We are still struggling to get the world back in ties. It isn’t as hard as it was a year ago, two years ago, but the battle is far from over. I got sent articles (plural) yesterday (and thank you) about working denim into your office portfolio. I have done you the service of reprinting my article in its entirety on denim in the office here:
I would make this argument for the pocket square in the face of declining but still prevalent sartorial informality. You don’t have to wear a tie to wear a pocket square. Put in a different light, you might even consider the pocket square a gateway drug to a tie.
Do pocket squares translate in the real world? Can I imagine a 20 something wearing a pocket square to lunch on a Saturday in town? I kind of can. If I had told you 18 years ago that in 9 years it would be cool to dress like a lumberjack to lunch on a Saturday in town you would have laughed. But we all lived through it.
I have been knee deep in True Style (G. Bruce Boyer, 2015) the last few days, so I sought out Mr. Boyer’s thoughts on the pocket square, and found gold. From the book:
“Problem is that one man’s ideas of coordination is another’s view of overplanned contrivance. Psychologically, accessories that are perfectly matched up tend to leave either a distinction contrived, studied impression or the complete opposite: the feeling that the man was dressed by his wife or a salesman. On the former hand, we sense vanity and wasted time before the mirror, on the latter, a childlike inability to cope. Vanity, of course, comes off worse, because it’s the striving that we see. The overly fussy concern that reveals social anxiety, a lack of self-assurance, not knowing who we are or what role we intend to play. These are psychologically deep waters, Watson, and ones any reasonable man will avoid.”
“Proper business dress in particular should aim for approachable dignity rather than flamboyance.”
Dignity. I knew I came to the right place.
To try this out, I went to in two different directions. First, from designer Kent Wang, the basic white linen pocket square, which you can check out and buy here.
And show in an application here:
I wore this in two ways, first, with a navy suit, as shown. It felt right, not overdone, something I can pull off. No one said anything, but I just felt that much more dressed. I also wore it with a patterned sport coat. That was a mistake. It felt very contrived. In that regard, pocket squares are like first kisses, never a good idea if they feel forced.
The second one I tried was a completely different story. Also from Mr. Wang’s website, you can see it here.
From the site, two applications:
The piece is art. So much so that I struggled with concealing most of it. But then it occurred to me that that is the point of it. The message is tip-of-the-iceberg-if-you-like-what-you-see. And that, folks is a nice message to send. When I wore it, with a gray suit as suggested, I got more than a few compliments. Ok, two were of the I-wish-more-men-dressed-nicely variety, but they still count. One should not dress for compliments. Ever. On the other hand, feedback is how we learn.

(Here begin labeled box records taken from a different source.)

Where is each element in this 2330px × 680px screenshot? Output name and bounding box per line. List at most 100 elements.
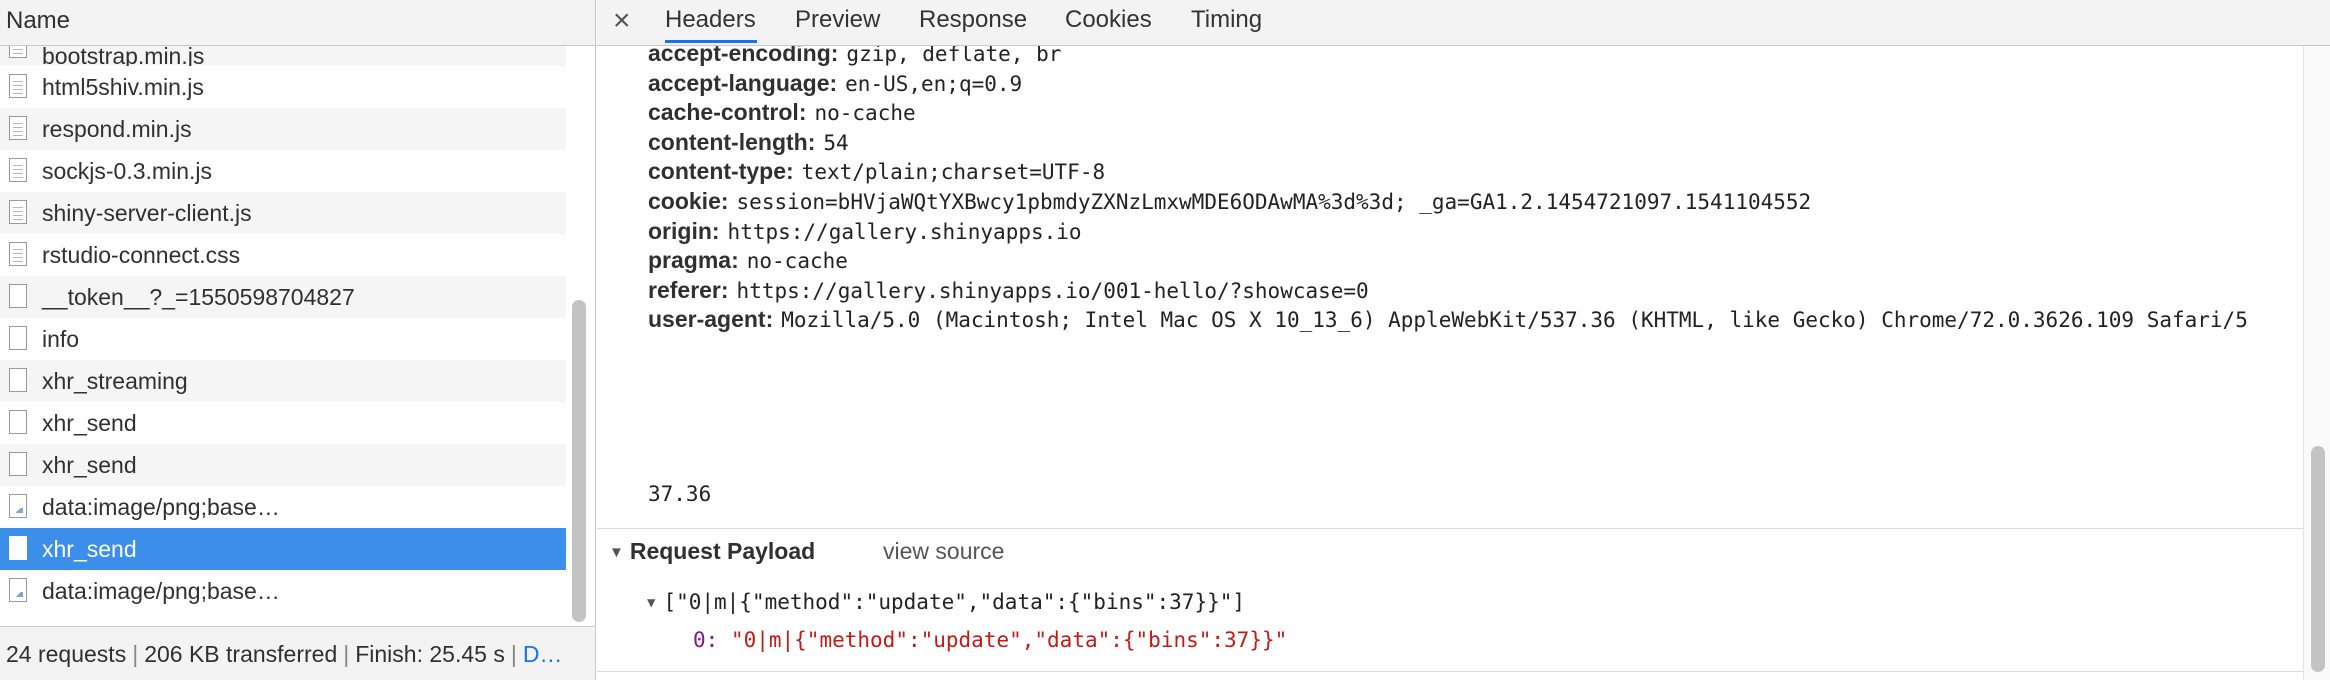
request-name: info — [42, 326, 80, 352]
tab-timing[interactable]: Timing — [1191, 0, 1262, 40]
expand-triangle-icon: ▼ — [609, 544, 624, 561]
script-file-icon — [9, 200, 27, 224]
script-file-icon — [9, 242, 27, 266]
header-name: user-agent: — [648, 306, 774, 333]
header-name: content-type: — [648, 158, 794, 185]
details-scrollbar[interactable] — [2311, 446, 2325, 672]
section-divider — [597, 528, 2303, 529]
request-name: sockjs-0.3.min.js — [42, 158, 212, 184]
payload-item-value: "0|m|{"method":"update","data":{"bins":3… — [730, 628, 1288, 652]
request-name: xhr_streaming — [42, 368, 188, 394]
network-status-bar: 24 requests | 206 KB transferred | Finish: 2… — [0, 626, 595, 680]
header-name: accept-encoding: — [648, 46, 839, 66]
request-list-panel: Name bootstrap.min.js html5shiv.min.js res… — [0, 0, 596, 680]
payload-item: 0: "0|m|{"method":"update","data":{"bins… — [693, 628, 1287, 652]
header-value: Mozilla/5.0 (Macintosh; Intel Mac OS X 1… — [781, 308, 2248, 333]
header-row: referer: https://gallery.shinyapps.io/001… — [648, 277, 1369, 304]
transferred-size: 206 KB transferred — [144, 641, 338, 667]
separator: | — [343, 641, 350, 667]
header-row: accept-language: en-US,en;q=0.9 — [648, 70, 1022, 97]
request-row[interactable]: bootstrap.min.js — [0, 46, 566, 66]
header-name: cookie: — [648, 188, 729, 214]
request-row[interactable]: respond.min.js — [0, 108, 566, 150]
view-source-link[interactable]: view source — [883, 538, 1004, 565]
header-name: content-length: — [648, 128, 816, 155]
header-name: accept-language: — [648, 69, 838, 96]
request-row[interactable]: xhr_send — [0, 444, 566, 486]
separator: | — [510, 641, 517, 667]
script-file-icon — [9, 74, 27, 98]
blank-file-icon — [9, 368, 27, 392]
header-name: origin: — [648, 217, 720, 244]
request-row[interactable]: data:image/png;base… — [0, 486, 566, 528]
tab-preview[interactable]: Preview — [795, 0, 880, 40]
blank-file-icon — [9, 410, 27, 434]
request-name: xhr_send — [42, 452, 137, 478]
request-row[interactable]: sockjs-0.3.min.js — [0, 150, 566, 192]
payload-array-toggle[interactable]: ▼ ["0|m|{"method":"update","data":{"bins"… — [647, 590, 1245, 614]
header-value: text/plain;charset=UTF-8 — [801, 160, 1106, 185]
image-file-icon — [9, 578, 27, 602]
header-row: content-length: 54 — [648, 129, 849, 156]
payload-item-index: 0: — [693, 628, 719, 652]
header-value: 54 — [823, 130, 849, 155]
request-name: data:image/png;base… — [42, 494, 280, 520]
header-name: referer: — [648, 276, 729, 303]
header-row: accept-encoding: gzip, deflate, br — [648, 46, 1061, 67]
header-name: pragma: — [648, 247, 739, 274]
request-headers-section: 37.36 accept-encoding: gzip, deflate, br a… — [597, 46, 2303, 530]
dom-content-loaded-link[interactable]: D… — [523, 641, 563, 667]
separator: | — [132, 641, 139, 667]
request-row[interactable]: rstudio-connect.css — [0, 234, 566, 276]
request-row-selected[interactable]: xhr_send — [0, 528, 566, 570]
request-payload-title: Request Payload — [629, 538, 816, 564]
request-list-scrollbar[interactable] — [572, 300, 586, 622]
request-name: __token__?_=1550598704827 — [42, 284, 355, 310]
header-row: cache-control: no-cache — [648, 99, 916, 126]
request-name: html5shiv.min.js — [42, 74, 204, 100]
header-value: no-cache — [746, 249, 848, 274]
header-name: cache-control: — [648, 99, 807, 126]
request-row[interactable]: shiny-server-client.js — [0, 192, 566, 234]
request-name: shiny-server-client.js — [42, 200, 252, 226]
tab-headers[interactable]: Headers — [665, 0, 757, 43]
header-value: session=bHVjaWQtYXBwcy1pbmdyZXNzLmxwMDE6… — [736, 190, 1812, 214]
header-value: https://gallery.shinyapps.io/001-hello/?… — [736, 278, 1369, 303]
header-value: https://gallery.shinyapps.io — [727, 219, 1082, 244]
request-row[interactable]: __token__?_=1550598704827 — [0, 276, 566, 318]
header-row: user-agent: Mozilla/5.0 (Macintosh; Intel… — [648, 306, 2248, 333]
name-column-header[interactable]: Name — [0, 0, 595, 46]
script-file-icon — [9, 116, 27, 140]
tab-cookies[interactable]: Cookies — [1065, 0, 1152, 40]
blank-file-icon — [9, 326, 27, 350]
request-name: xhr_send — [42, 410, 137, 436]
header-value: en-US,en;q=0.9 — [845, 71, 1023, 96]
header-row: origin: https://gallery.shinyapps.io — [648, 218, 1082, 245]
tab-response[interactable]: Response — [919, 0, 1027, 40]
header-value: gzip, deflate, br — [846, 46, 1062, 66]
request-row[interactable]: xhr_send — [0, 402, 566, 444]
blank-file-icon — [9, 284, 27, 308]
header-row: cookie: session=bHVjaWQtYXBwcy1pbmdyZXNzL… — [648, 188, 1811, 215]
request-row[interactable]: html5shiv.min.js — [0, 66, 566, 108]
script-file-icon — [9, 158, 27, 182]
header-value: no-cache — [814, 101, 916, 126]
header-row: pragma: no-cache — [648, 247, 848, 274]
request-list: bootstrap.min.js html5shiv.min.js respond.… — [0, 46, 566, 626]
request-name: data:image/png;base… — [42, 578, 280, 604]
user-agent-continuation: 37.36 — [648, 482, 712, 506]
blank-file-icon — [9, 536, 27, 560]
header-row: content-type: text/plain;charset=UTF-8 — [648, 158, 1105, 185]
close-icon[interactable]: × — [613, 2, 631, 40]
request-row[interactable]: info — [0, 318, 566, 360]
request-row[interactable]: xhr_streaming — [0, 360, 566, 402]
details-tab-bar: × Headers Preview Response Cookies Timin… — [597, 0, 2330, 46]
payload-array-summary: ["0|m|{"method":"update","data":{"bins":… — [663, 590, 1246, 614]
request-payload-toggle[interactable]: ▼ Request Payload — [609, 538, 815, 565]
request-name: bootstrap.min.js — [42, 46, 205, 66]
finish-time: Finish: 25.45 s — [355, 641, 505, 667]
expand-triangle-icon: ▼ — [647, 595, 656, 611]
request-name: respond.min.js — [42, 116, 192, 142]
request-row[interactable]: data:image/png;base… — [0, 570, 566, 612]
section-divider — [597, 671, 2303, 672]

How you fold the pocket square is as individual as how you tie your tie, there are a few acceptable choices, and a few unacceptable ones. But the takeaway is this, if you are going to go to the trouble of expressing dignity through what you choose to wear, consider an accessory that is a rounding error compared to everything else you are buying, but serves as an exclamation point you have to squint a little to see.